UNIBAIL-RODAMCO AND WESTFIELD: CREATION OF THE WORLD'S PREMIER DEVELOPER AND OPERATOR OF FLAGSHIP SHOPPING DESTINATIONS

UNIBAIL-RODAMCO and WESTFIELD

UNIBAIL-RODAMCO AND WESTFIELD CORPORATION ANNOUNCE THE CREATION OF THE WORLD`S PREMIER DEVELOPER AND OPERATOR OF FLAGSHIP SHOPPING DESTINATIONS

Paris, Amsterdam, Sydney - December 12, 2017

Unibail-Rodamco SE ("Unibail-Rodamco") and Westfield Corporation ("Westfield") announce that Unibail-Rodamco has entered into an agreement to acquire Westfield to create the world`s premier developer and operator of flagship shopping destinations (the "Group"). The proposed transaction (the "Transaction") has been unanimously recommended by Westfield`s Board of Directors[1] and Unibail-Rodamco`s Supervisory Board.

Under the terms of the agreement, Westfield securityholders will receive a combination of cash and shares in Unibail-Rodamco[2], valuing each Westfield security at a price of US$7.55 (or A$10.01)[3] and representing a premium of 17.8% to Westfield`s closing security price on December 11, 2017. The Transaction implies an enterprise value for Westfield of US$24.7 billion[4].

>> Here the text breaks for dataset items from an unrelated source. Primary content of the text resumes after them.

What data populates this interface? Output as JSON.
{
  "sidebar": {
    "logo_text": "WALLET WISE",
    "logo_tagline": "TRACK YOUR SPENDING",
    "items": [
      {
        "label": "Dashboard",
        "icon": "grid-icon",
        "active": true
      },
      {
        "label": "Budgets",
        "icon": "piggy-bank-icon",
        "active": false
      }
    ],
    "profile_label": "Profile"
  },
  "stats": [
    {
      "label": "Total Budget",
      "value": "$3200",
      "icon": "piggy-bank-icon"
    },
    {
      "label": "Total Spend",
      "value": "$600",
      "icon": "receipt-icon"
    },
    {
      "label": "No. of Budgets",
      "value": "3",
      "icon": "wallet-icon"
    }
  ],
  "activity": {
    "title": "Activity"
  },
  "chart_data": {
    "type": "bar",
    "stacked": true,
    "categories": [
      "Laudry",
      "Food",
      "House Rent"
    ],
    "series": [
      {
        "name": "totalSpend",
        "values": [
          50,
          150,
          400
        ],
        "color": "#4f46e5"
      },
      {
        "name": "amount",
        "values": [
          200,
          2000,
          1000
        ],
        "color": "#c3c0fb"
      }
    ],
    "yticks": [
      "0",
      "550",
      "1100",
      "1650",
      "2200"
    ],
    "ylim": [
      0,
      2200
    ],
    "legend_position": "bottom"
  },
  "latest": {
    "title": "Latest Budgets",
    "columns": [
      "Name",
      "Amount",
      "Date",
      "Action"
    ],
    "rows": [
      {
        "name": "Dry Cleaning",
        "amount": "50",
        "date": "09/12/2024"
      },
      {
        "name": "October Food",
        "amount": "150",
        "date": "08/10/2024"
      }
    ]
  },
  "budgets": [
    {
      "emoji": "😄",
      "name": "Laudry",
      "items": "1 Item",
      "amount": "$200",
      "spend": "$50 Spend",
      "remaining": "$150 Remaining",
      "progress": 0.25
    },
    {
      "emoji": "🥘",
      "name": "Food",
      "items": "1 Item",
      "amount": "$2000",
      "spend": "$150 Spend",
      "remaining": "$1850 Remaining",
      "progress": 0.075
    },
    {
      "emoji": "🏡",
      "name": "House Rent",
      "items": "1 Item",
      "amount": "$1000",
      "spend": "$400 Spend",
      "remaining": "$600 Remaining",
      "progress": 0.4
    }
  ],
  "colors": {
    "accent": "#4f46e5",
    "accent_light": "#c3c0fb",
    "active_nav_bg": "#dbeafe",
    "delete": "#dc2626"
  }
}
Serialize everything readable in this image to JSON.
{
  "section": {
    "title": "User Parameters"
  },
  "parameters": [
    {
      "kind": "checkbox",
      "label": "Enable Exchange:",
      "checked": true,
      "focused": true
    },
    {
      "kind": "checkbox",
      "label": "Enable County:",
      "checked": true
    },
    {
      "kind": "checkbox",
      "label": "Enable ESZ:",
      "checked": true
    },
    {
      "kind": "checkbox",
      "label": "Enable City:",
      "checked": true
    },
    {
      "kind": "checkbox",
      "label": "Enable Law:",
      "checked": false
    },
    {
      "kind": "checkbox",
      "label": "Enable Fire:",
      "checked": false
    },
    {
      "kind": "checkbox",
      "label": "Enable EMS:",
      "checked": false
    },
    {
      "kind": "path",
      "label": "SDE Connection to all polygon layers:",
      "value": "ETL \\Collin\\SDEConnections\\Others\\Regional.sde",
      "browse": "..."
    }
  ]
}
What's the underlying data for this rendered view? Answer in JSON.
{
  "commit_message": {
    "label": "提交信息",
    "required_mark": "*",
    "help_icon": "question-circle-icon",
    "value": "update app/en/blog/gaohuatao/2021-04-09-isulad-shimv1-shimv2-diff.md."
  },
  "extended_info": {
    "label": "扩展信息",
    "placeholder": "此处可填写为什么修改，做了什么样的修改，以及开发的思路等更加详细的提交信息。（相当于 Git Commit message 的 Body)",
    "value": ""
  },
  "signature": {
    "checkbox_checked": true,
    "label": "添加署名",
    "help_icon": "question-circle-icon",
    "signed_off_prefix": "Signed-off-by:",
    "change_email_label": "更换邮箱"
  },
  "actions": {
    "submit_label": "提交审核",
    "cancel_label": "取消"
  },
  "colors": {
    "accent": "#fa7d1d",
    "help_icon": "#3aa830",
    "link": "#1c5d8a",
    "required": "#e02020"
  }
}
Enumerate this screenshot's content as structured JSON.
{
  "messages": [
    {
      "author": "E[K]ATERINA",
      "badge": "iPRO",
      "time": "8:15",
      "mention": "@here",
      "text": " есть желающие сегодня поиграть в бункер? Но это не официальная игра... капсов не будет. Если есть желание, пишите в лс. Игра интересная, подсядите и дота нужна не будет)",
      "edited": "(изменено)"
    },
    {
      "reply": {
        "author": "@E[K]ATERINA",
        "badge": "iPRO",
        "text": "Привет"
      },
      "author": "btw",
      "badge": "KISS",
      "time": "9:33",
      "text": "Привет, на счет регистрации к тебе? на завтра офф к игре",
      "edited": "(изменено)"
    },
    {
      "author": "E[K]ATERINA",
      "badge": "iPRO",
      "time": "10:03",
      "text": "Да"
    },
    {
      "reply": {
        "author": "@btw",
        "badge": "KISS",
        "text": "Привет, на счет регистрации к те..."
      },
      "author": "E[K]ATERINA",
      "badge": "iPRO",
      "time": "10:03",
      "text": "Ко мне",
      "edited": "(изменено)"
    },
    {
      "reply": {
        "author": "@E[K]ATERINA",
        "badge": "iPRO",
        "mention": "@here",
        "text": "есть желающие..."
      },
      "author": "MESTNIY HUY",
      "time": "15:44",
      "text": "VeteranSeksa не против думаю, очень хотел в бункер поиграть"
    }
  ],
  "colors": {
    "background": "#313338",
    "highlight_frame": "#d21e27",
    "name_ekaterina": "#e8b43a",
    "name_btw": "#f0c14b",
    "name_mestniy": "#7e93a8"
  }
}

The business combination is a unique value proposition for both Unibail-Rodamco shareholders and Westfield securityholders, who will benefit from:

  • The creation of a global property leader with €61.1 billion (US$72.2 billion) of Gross Market Value ("GMV")[5], strategically positioned in 27 of the world`s most attractive retail markets and cities ;

  • A unique platform of 104 assets[6] attracting 1.2 billion visits annually, creating a must-have partner for all global retailers and brands across Europe and select markets in the United States. 56 of the 104 assets, representing 84% of the combined GMV, are flagship shopping destinations ;

  • The progressive roll-out of the world famous Westfield brand in the Group`s flagship shopping destinations ;

  • Strong organic long-term growth prospects through the world`s largest development pipeline of €12.3 billion[7] focused on flagship assets in key markets ;

  • A value creating transaction, which Unibail-Rodamco expects to be accretive to its recurring earnings per share in the first full year[8], with expected run-rate synergies of €100 million per annum[9] ;

  • A robust balance sheet, with an expected credit rating in the "A" category post Transaction and an expected pro forma Loan-To-Value ("LTV")[10] of 39% as at June 30, 2017[11], well within Unibail-Rodamco`s historical objective of between 35% and 45% ;

  • An attractive dividend distribution policy, representing 85% to 95% of the Group`s pro forma recurring net earnings ;

  • An efficient structure with the Group operating as a REIT in France, the Netherlands, the United Kingdom and the United States ;

  • An enlarged capital markets profile with a pro forma market capitalization of €31.1 billion[12], increased stock liquidity and inclusion in major equity indices in Europe and Australia[13] ;

  • A best-in-class management team, leveraging Unibail-Rodamco and Westfield`s superior track records and the strengths of both groups, with the support of their 3,700 employees ;

  • Post Transaction, Christophe Cuvillier will be the Group Chief Executive Officer and Colin Dyer will be the Group Chairman of the Supervisory Board.